Re: [vdo-devel] [PATCH v2 00/39] Add the dm-vdo deduplication and compression device mapper target.

Sweet Tea Dorminy <sweettea-kernel@xxxxxxxxxx> · Sun, 23 Jul 2023 02:24:32 -0400

We use a sort of message-passing arrangement where a worker thread is 
responsible for updating certain data structures as needed for the I/Os 
in progress, rather than having the processing of each I/O contend for 
locks on the data structures.  It gives us some good throughput under load but it does mean upwards of a dozen handoffs per 4kB write, depending on compressibility, whether the block is a duplicate, and various other factors. So processing 1 GB/s means handling over 3M messages per second, though each step of processing is generally lightweight. 

 There seems a natural duality between
work items passing between threads, each exclusively owning a structure, 
vs structures passing between threads, each exclusively owning a work 
item. In the first, the threads are grabbing a notional 'lock' on each 
item in turn to deal with their structure, as VDO does now; in the 
second, the threads are grabbing locks on each structure in turn to deal 
with their item.

If kernel workqueues have higher overhead per item for the lightweight 
work VDO currently does in each step, perhaps the dual of the current 
scheme would let more work get done per fixed queuing overhead, and thus 
perform better? VIOs could take locks on sections of structures, and 
operate on multiple structures before requeueing.

This might also enable more finegrained locking of structures than the 
chunks uniquely owned by threads at the moment. It would also be 
attractive to let the the kernel work queues deal with concurrency 
management instead of configuring the number of threads for each of a 
bunch of different structures at start time.
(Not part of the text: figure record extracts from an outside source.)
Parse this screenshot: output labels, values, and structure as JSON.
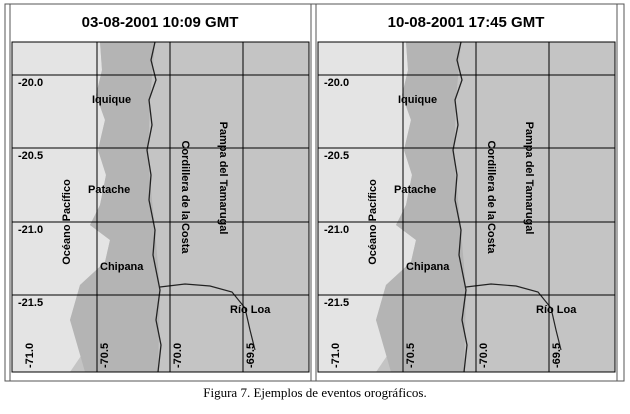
{
  "panels": [
    {
      "title": "03-08-2001 10:09 GMT",
      "latitude_labels": [
        "-20.0",
        "-20.5",
        "-21.0",
        "-21.5"
      ],
      "longitude_labels": [
        "-71.0",
        "-70.5",
        "-70.0",
        "-69.5"
      ],
      "places": [
        "Iquique",
        "Patache",
        "Chipana",
        "Río Loa",
        "Océano Pacífico",
        "Cordillera de la Costa",
        "Pampa del Tamarugal"
      ]
    },
    {
      "title": "10-08-2001 17:45 GMT",
      "latitude_labels": [
        "-20.0",
        "-20.5",
        "-21.0",
        "-21.5"
      ],
      "longitude_labels": [
        "-71.0",
        "-70.5",
        "-70.0",
        "-69.5"
      ],
      "places": [
        "Iquique",
        "Patache",
        "Chipana",
        "Río Loa",
        "Océano Pacífico",
        "Cordillera de la Costa",
        "Pampa del Tamarugal"
      ]
    }
  ],
  "caption": "Figura  7. Ejemplos de eventos orográficos."
}
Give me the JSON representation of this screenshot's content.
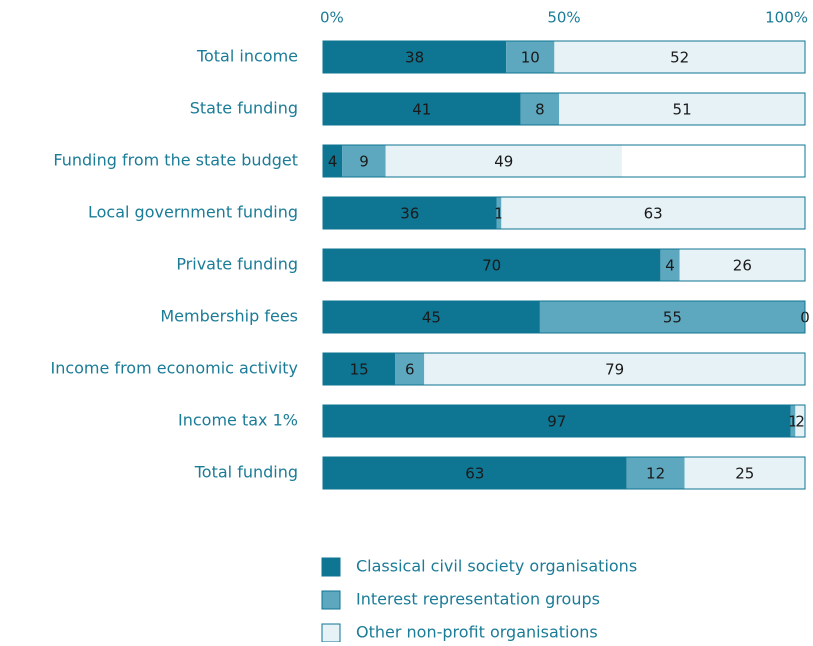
{
  "chart_data": {
    "type": "stacked_barh",
    "categories": [
      "Total income",
      "State funding",
      "Funding from the state budget",
      "Local government funding",
      "Private funding",
      "Membership fees",
      "Income from economic activity",
      "Income tax 1%",
      "Total funding"
    ],
    "series": [
      {
        "name": "Classical civil society organisations",
        "color": "#0e7592",
        "values": [
          38,
          41,
          4,
          36,
          70,
          45,
          15,
          97,
          63
        ]
      },
      {
        "name": "Interest representation groups",
        "color": "#5ea8bf",
        "values": [
          10,
          8,
          9,
          1,
          4,
          55,
          6,
          1,
          12
        ]
      },
      {
        "name": "Other non-profit organisations",
        "color": "#e7f2f7",
        "values": [
          52,
          51,
          49,
          63,
          26,
          0,
          79,
          2,
          25
        ]
      }
    ],
    "xlim": [
      0,
      100
    ],
    "xticks": [
      {
        "value": 0,
        "label": "0%"
      },
      {
        "value": 50,
        "label": "50%"
      },
      {
        "value": 100,
        "label": "100%"
      }
    ]
  }
}
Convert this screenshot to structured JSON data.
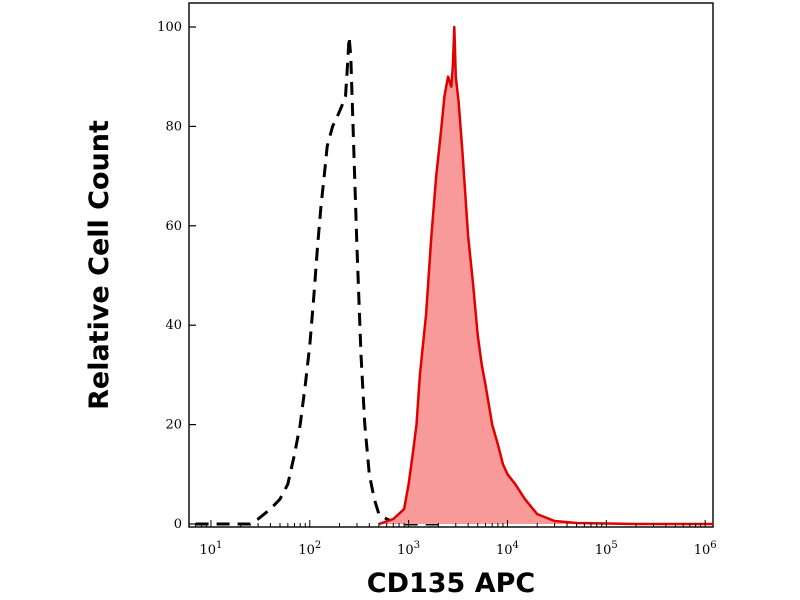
{
  "chart_data": {
    "type": "area",
    "xlabel": "CD135 APC",
    "ylabel": "Relative Cell Count",
    "x_scale": "log",
    "xlim": [
      6,
      1200000
    ],
    "ylim": [
      0,
      100
    ],
    "x_ticks": [
      {
        "value": 10,
        "base": "10",
        "exp": "1"
      },
      {
        "value": 100,
        "base": "10",
        "exp": "2"
      },
      {
        "value": 1000,
        "base": "10",
        "exp": "3"
      },
      {
        "value": 10000,
        "base": "10",
        "exp": "4"
      },
      {
        "value": 100000,
        "base": "10",
        "exp": "5"
      },
      {
        "value": 1000000,
        "base": "10",
        "exp": "6"
      }
    ],
    "y_ticks": [
      0,
      20,
      40,
      60,
      80,
      100
    ],
    "grid": false,
    "series": [
      {
        "style": "dashed",
        "color": "#000000",
        "fill": "none",
        "x": [
          7,
          15,
          25,
          30,
          40,
          50,
          60,
          70,
          80,
          90,
          100,
          110,
          120,
          130,
          140,
          150,
          170,
          190,
          210,
          230,
          240,
          250,
          260,
          280,
          300,
          330,
          360,
          400,
          450,
          500,
          600,
          800,
          1000,
          2000
        ],
        "y": [
          0,
          0,
          0,
          1,
          3,
          5,
          8,
          14,
          20,
          28,
          36,
          46,
          56,
          64,
          70,
          76,
          80,
          82,
          84,
          86,
          92,
          98,
          94,
          74,
          56,
          34,
          20,
          10,
          5,
          2,
          1,
          0,
          0,
          0
        ]
      },
      {
        "style": "solid",
        "color": "#e00000",
        "fill": "#f99a9a",
        "x": [
          500,
          700,
          900,
          1000,
          1100,
          1200,
          1300,
          1500,
          1700,
          1900,
          2100,
          2300,
          2500,
          2700,
          2800,
          2900,
          3000,
          3200,
          3500,
          4000,
          4500,
          5000,
          5500,
          6000,
          7000,
          8000,
          9000,
          10000,
          12000,
          15000,
          20000,
          30000,
          50000,
          100000,
          200000,
          500000,
          1200000
        ],
        "y": [
          0,
          1,
          3,
          8,
          14,
          20,
          30,
          42,
          58,
          70,
          78,
          86,
          90,
          88,
          92,
          100,
          90,
          85,
          75,
          58,
          48,
          38,
          32,
          28,
          20,
          16,
          12,
          10,
          8,
          5,
          2,
          0.6,
          0.2,
          0.1,
          0,
          0,
          0
        ]
      }
    ]
  }
}
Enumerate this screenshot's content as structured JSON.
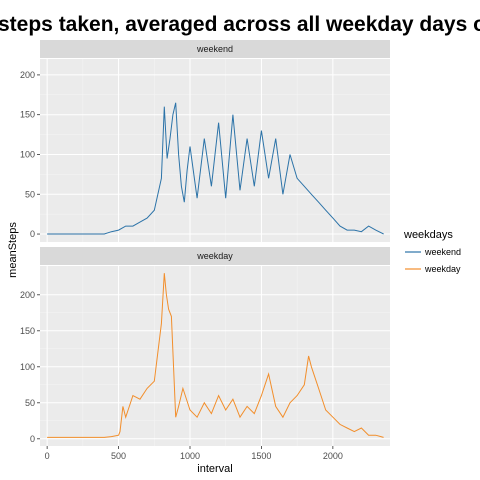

On the other hand, I played around with switching messagepassing to 
structurelocking in VDO a number of years ago for fun on the side, just 
extremely naively replacing each message passing with releasing a mutex 
on the current set of structures and (trying to) take a mutex on the 
next set of structures, and ran into some complexity around certain 
ordering requirements. I think they were around recovery journal entries 
going into the slab journal and the block map in the same order; and 
also around the use of different priorities for some different items. I 
don't have that code anymore, unfortunately, so I don't know how hard it 
would be to try that experiment again.

Sweet Tea